Abstract Narratives, and No End

By Jan Baetens

Four wattsébastien conard

fo(u)r watt

het balanseer, 2019, limited edition (10 euros)

 

“Abstract comics” are a vital strand of contemporary avant-garde comics, nowadays well-represented and largely accepted in various countries and traditions. Yet rather than trying to define what abstracts comics are, where they come from, or where they are going to, it is necessary to start reading them. The publication of fo(u)r watt, an attractive joint project of publisher Het Balanseer (by far the most daring of independent literary publishers in Flanders: http://hetbalanseer.be/) and Sébastien Conard (whose creative work hovers between visual art and comics) is a good opportunity to do so.

Based on a string of four quotations from Samuel Beckett’s Watt (written in 1942-1944, published in 1953), fo(u)r watt is a work that demonstrates the formal and imaginative power of a type of visual narrative in print that does not need the alibi of a precomposed scenario to display a wide range of stories, characters, and places -the three inevitably intertwined aspects or dimensions of any narrative whatsoever. The sequential arrangement of the drawings in this book follows the fundamental structure of the diptych as suggested by its first images: the whole string of drawings unfolds between the four quotations by Beckett, which one finds in the beginning (1 sentence), in the middle (2 sentences, each of them on of the pages of the central double spread) and in the end (1 sentence), the covers of the book being deprived of visual images (they just contain “printed matter, which rapidly morphs into a visual sign as well, given the mirror effect between front and back cover: a chronology is thus established by purely formal means, but this chronology is not unilinear, since one is encouraged to read from A to Z and then back again from Z to A).

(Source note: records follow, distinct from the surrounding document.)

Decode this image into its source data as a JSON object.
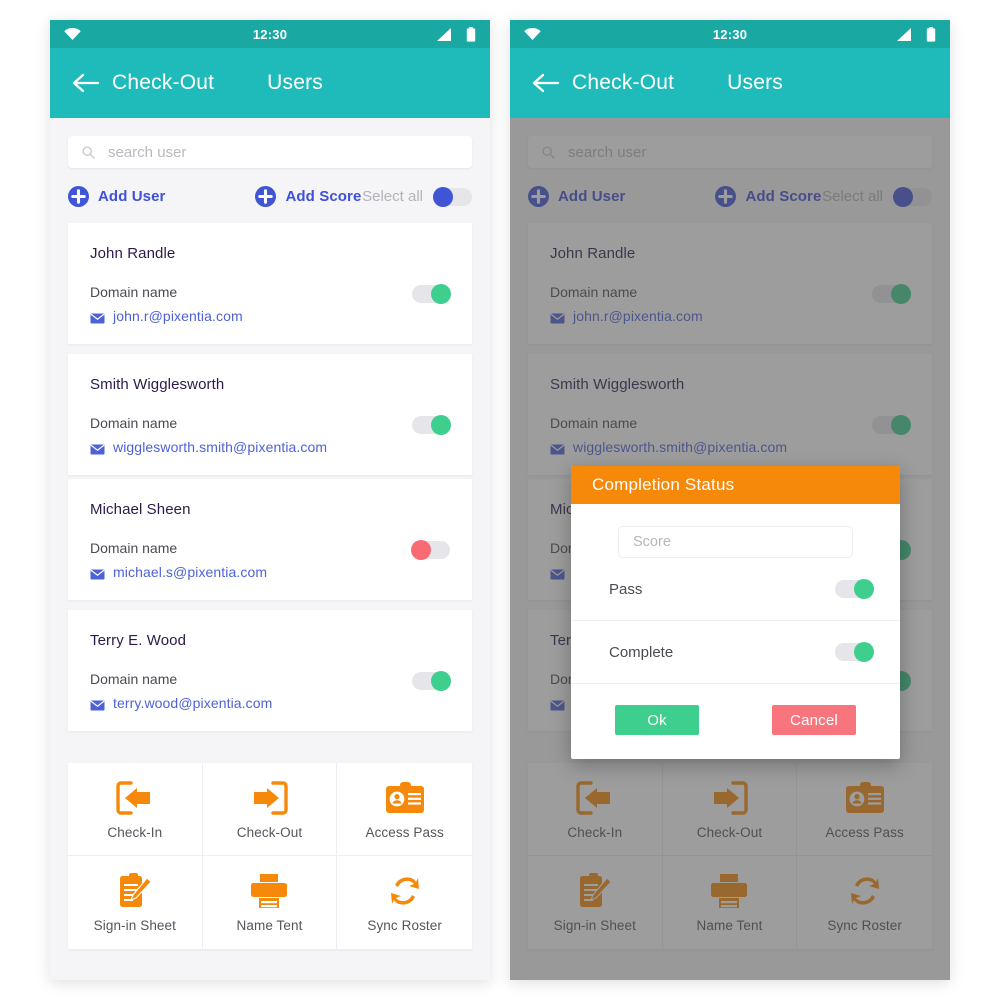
{
  "statusbar": {
    "time": "12:30",
    "icons": [
      "wifi-icon",
      "signal-icon",
      "battery-icon"
    ]
  },
  "appbar": {
    "back_icon": "back-arrow-icon",
    "title": "Check-Out",
    "subtitle": "Users",
    "background": "#1fbbba"
  },
  "search": {
    "icon": "search-icon",
    "placeholder": "search user"
  },
  "actions": {
    "add_user": {
      "label": "Add User",
      "icon": "plus-circle-icon"
    },
    "add_score": {
      "label": "Add Score",
      "icon": "plus-circle-icon"
    },
    "select_all": {
      "label": "Select all",
      "state": "off",
      "knob_color": "#4054d6"
    }
  },
  "users": [
    {
      "name": "John Randle",
      "domain_label": "Domain name",
      "email": "john.r@pixentia.com",
      "toggle": {
        "state": "on",
        "color": "#3ecf8e"
      }
    },
    {
      "name": "Smith Wigglesworth",
      "domain_label": "Domain name",
      "email": "wigglesworth.smith@pixentia.com",
      "toggle": {
        "state": "on",
        "color": "#3ecf8e"
      }
    },
    {
      "name": "Michael Sheen",
      "domain_label": "Domain name",
      "email": "michael.s@pixentia.com",
      "toggle": {
        "state": "off",
        "color": "#f86b75"
      }
    },
    {
      "name": "Terry E. Wood",
      "domain_label": "Domain name",
      "email": "terry.wood@pixentia.com",
      "toggle": {
        "state": "on",
        "color": "#3ecf8e"
      }
    }
  ],
  "tiles": [
    {
      "label": "Check-In",
      "icon": "check-in-icon"
    },
    {
      "label": "Check-Out",
      "icon": "check-out-icon"
    },
    {
      "label": "Access Pass",
      "icon": "access-pass-icon"
    },
    {
      "label": "Sign-in Sheet",
      "icon": "sign-in-sheet-icon"
    },
    {
      "label": "Name Tent",
      "icon": "name-tent-icon"
    },
    {
      "label": "Sync Roster",
      "icon": "sync-roster-icon"
    }
  ],
  "modal": {
    "title": "Completion Status",
    "header_color": "#f6890a",
    "score_placeholder": "Score",
    "score_value": "",
    "rows": [
      {
        "label": "Pass",
        "state": "on",
        "color": "#3ecf8e"
      },
      {
        "label": "Complete",
        "state": "on",
        "color": "#3ecf8e"
      }
    ],
    "ok_label": "Ok",
    "cancel_label": "Cancel",
    "ok_color": "#3ecf8e",
    "cancel_color": "#f8757e"
  },
  "theme": {
    "teal": "#1fbbba",
    "status_teal": "#1aa8a3",
    "indigo": "#4054d6",
    "orange": "#f6890a",
    "page_bg": "#f5f5f7"
  }
}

The images of fo(u)r watt do not “illustrate” Beckett’s text. Neither are they “abstract” in the traditional sense of the word: it is possible to identify as well as to name some of its components (a keyhole or a railroad track, for instance). But the lack of a directly visible narrative or thematic link between these images invites the reader to disclose another and perhaps more important layer of their meaning: the way in which they present a fictional world by taking their inspiration from the material properties of the book itself. The two pane window is not a “symbol” of the book; corollarily, the keyhole and the railroad track are not symbols of the reader’s focusing on the unknown territory and her or his trajectory from one page to another, respectively: they are nothing more or nothing less than the fictional transfer of it. However, this transfer is also something to be read in two ways: from the underlying material to the emerging fictional equivalent, but also from the latter to the former – and “resistance” of some drawings to nicely tie in with this type of reading scheme is also there to prevent us from opting for one type of reading at the expense of the other one.

The essential structure of the book exceeds the debate on the meaning of the drawings themselves. What matters is the dynamics created by the visual montage, which obeys a movement of fort-da. fo(u)r watt emerges as a fan-like or accordion-like structure, which can be opened and closed at will, but whose manipulation reveals –and each movement brings this structure more prominently to the fore– an endless spiral. The very last image, which reframes the initial representation of the diptych, shows the interplay between circle and point, the circle being broken, the point being elsewhere than in the center of the circle: a nice way as well to add a critical counterpoint to the initial quotation, which states that “all is said”.